Forna reveals a conspiracy of silence. Duro does not refer openly to the victims but alludes to them as “the people who use the word hleb for bread”. The terrible ethnic cleansing is never spoken about. All that remains is the graveyard, a metaphor for the town’s history. We are told: “There are different neighbourhoods for the rich and the poor and people who worship in one church and people who worship in another. Everything you need to know about Gost is here in the cemetery”.

Winters in the South also explores the region’s ethnic tensions, but from a different perspective. Gstrein recalls the end of the Second World War, when the Croatians who had allied with the Nazis tried to flee to Austria. Many were then returned to Tito’s Partisans. Gstrein’s central character, Marija, was six when she found refuge in Vienna with her mother. Her father never joined them and is presumed to have been killed.

Now aged fifty, Marija is adrift from her marriage and comfortable existence in Vienna. Though there are rumblings of war, she decides to return to Croatia in an attempt to find herself. She is unaware that her father managed to elude capture in 1945. Like many other fascists, he fled to Argentina where he has been waiting for the opportunity to resume the fight for Croatian independence. Focusing on the old man’s obsession with the past, and his determination to exact revenge, Gstrein illustrates how old differences left to fester can lead to new conflict.

As war erupts, Marija’s father begins preparations for his return. He hires Ludwig, a disgraced expat Austrian policeman, as his bodyguard, and installs a shooting range in his cellar. He gives the lifesized dummies names: a long list of candidates, among whom there always featured a former partisan general or a minister of the People’s Republic of Yugoslavia whom he hadn’t managed to dispatch himself yet, until Ludwig too knew the names of all these prominent figures by heart, consoling himself with the afterthought that many of these World War Two heroes and postwar fighters were already dead anyway.
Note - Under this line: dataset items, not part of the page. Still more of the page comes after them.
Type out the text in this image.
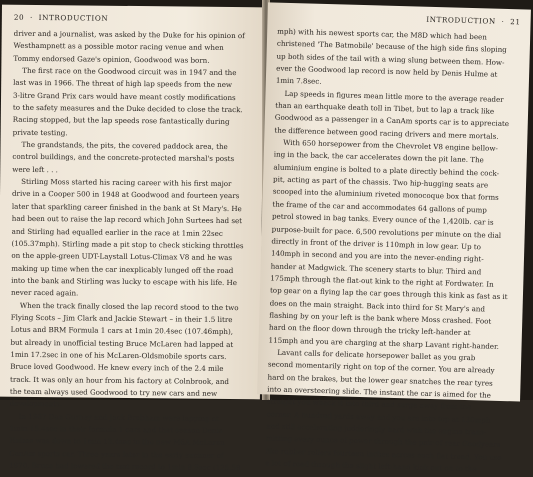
20  ·  INTRODUCTION
driver and a journalist, was asked by the Duke for his opinion of
Westhampnett as a possible motor racing venue and when
Tommy endorsed Gaze's opinion, Goodwood was born.
The first race on the Goodwood circuit was in 1947 and the
last was in 1966. The threat of high lap speeds from the new
3-litre Grand Prix cars would have meant costly modifications
to the safety measures and the Duke decided to close the track.
Racing stopped, but the lap speeds rose fantastically during
private testing.
The grandstands, the pits, the covered paddock area, the
control buildings, and the concrete-protected marshal's posts
were left . . .
Stirling Moss started his racing career with his first major
drive in a Cooper 500 in 1948 at Goodwood and fourteen years
later that sparkling career finished in the bank at St Mary's. He
had been out to raise the lap record which John Surtees had set
and Stirling had equalled earlier in the race at 1min 22sec
(105.37mph). Stirling made a pit stop to check sticking throttles
on the apple-green UDT-Laystall Lotus-Climax V8 and he was
making up time when the car inexplicably lunged off the road
into the bank and Stirling was lucky to escape with his life. He
never raced again.
When the track finally closed the lap record stood to the two
Flying Scots – Jim Clark and Jackie Stewart – in their 1.5 litre
Lotus and BRM Formula 1 cars at 1min 20.4sec (107.46mph),
but already in unofficial testing Bruce McLaren had lapped at
1min 17.2sec in one of his McLaren-Oldsmobile sports cars.
Bruce loved Goodwood. He knew every inch of the 2.4 mile
track. It was only an hour from his factory at Colnbrook, and
the team always used Goodwood to try new cars and new
developments.
In 1967 Dan Gurney and Jack Brabham were lapping at
1min 15.4sec in their formula 1 cars and that season Denis
Hulme was down to 1min 13.4sec in the new M6A McLaren
CanAm sports car. Three years later in the early summer of
1970, Bruce had lowered the test record to 1min 8.8sec (125.58
INTRODUCTION  ·  21
mph) with his newest sports car, the M8D which had been
christened 'The Batmobile' because of the high side fins sloping
up both sides of the tail with a wing slung between them. How-
ever the Goodwood lap record is now held by Denis Hulme at
1min 7.8sec.
Lap speeds in figures mean little more to the average reader
than an earthquake death toll in Tibet, but to lap a track like
Goodwood as a passenger in a CanAm sports car is to appreciate
the difference between good racing drivers and mere mortals.
With 650 horsepower from the Chevrolet V8 engine bellow-
ing in the back, the car accelerates down the pit lane. The
aluminium engine is bolted to a plate directly behind the cock-
pit, acting as part of the chassis. Two hip-hugging seats are
scooped into the aluminium riveted monocoque box that forms
the frame of the car and accommodates 64 gallons of pump
petrol stowed in bag tanks. Every ounce of the 1,420lb. car is
purpose-built for pace. 6,500 revolutions per minute on the dial
directly in front of the driver is 110mph in low gear. Up to
140mph in second and you are into the never-ending right-
hander at Madgwick. The scenery starts to blur. Third and
175mph through the flat-out kink to the right at Fordwater. In
top gear on a flying lap the car goes through this kink as fast as it
does on the main straight. Back into third for St Mary's and
flashing by on your left is the bank where Moss crashed. Foot
hard on the floor down through the tricky left-hander at
115mph and you are charging at the sharp Lavant right-hander.
Lavant calls for delicate horsepower ballet as you grab
second momentarily right on top of the corner. You are already
hard on the brakes, but the lower gear snatches the rear tyres
into an oversteering slide. The instant the car is aimed for the
straight you whack it into third and surge away from the
corner. A hundred yards away and you are into top at 130mph
and still accelerating judderingly hard with the engine trans-
mitting every ounce of power through the pair of rear Goodyears
like rubber rollers fourteen inches across each flat tread. You use
a lot of road through the slight left-hand kink out on to the
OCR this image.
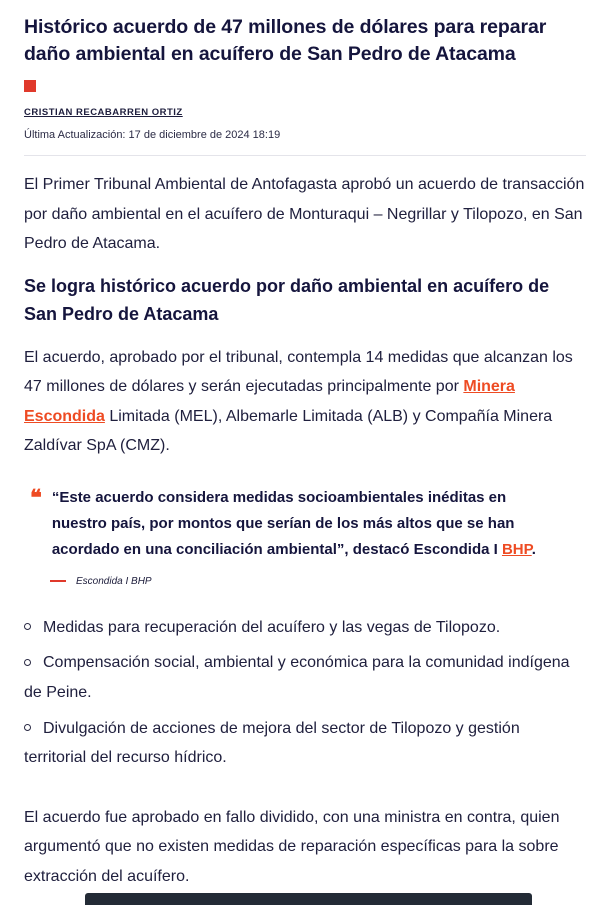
Histórico acuerdo de 47 millones de dólares para reparar daño ambiental en acuífero de San Pedro de Atacama
CRISTIAN RECABARREN ORTIZ
Última Actualización: 17 de diciembre de 2024 18:19

El Primer Tribunal Ambiental de Antofagasta aprobó un acuerdo de transacción por daño ambiental en el acuífero de Monturaqui – Negrillar y Tilopozo, en San Pedro de Atacama.

Se logra histórico acuerdo por daño ambiental en acuífero de San Pedro de Atacama

El acuerdo, aprobado por el tribunal, contempla 14 medidas que alcanzan los 47 millones de dólares y serán ejecutadas principalmente por Minera Escondida Limitada (MEL), Albemarle Limitada (ALB) y Compañía Minera Zaldívar SpA (CMZ).

❝ “Este acuerdo considera medidas socioambientales inéditas en nuestro país, por montos que serían de los más altos que se han acordado en una conciliación ambiental”, destacó Escondida I BHP.
Escondida I BHP
Medidas para recuperación del acuífero y las vegas de Tilopozo.
Compensación social, ambiental y económica para la comunidad indígena de Peine.
Divulgación de acciones de mejora del sector de Tilopozo y gestión territorial del recurso hídrico.

El acuerdo fue aprobado en fallo dividido, con una ministra en contra, quien argumentó que no existen medidas de reparación específicas para la sobre extracción del acuífero.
Gstrein uses the various settings in his novel to draw parallels between the Axis occupation of Yugoslavia, the 1990s Balkans conflict and Argentina’s Dirty War. Each of his characters has a different perspective on war, and Gstrein cleverly juxtaposes the ideology of the two men in Marija’s life. Her husband is a renowned communist revolutionary and respected journalist whose anti-fascism sits uneasily with her father’s fervent nationalism. The author’s multi-layered approach and convoluted style may frustrate some readers, but Anthea Bell and Julian Evans have done a good job of rendering his complex sentence structure into accessible English prose.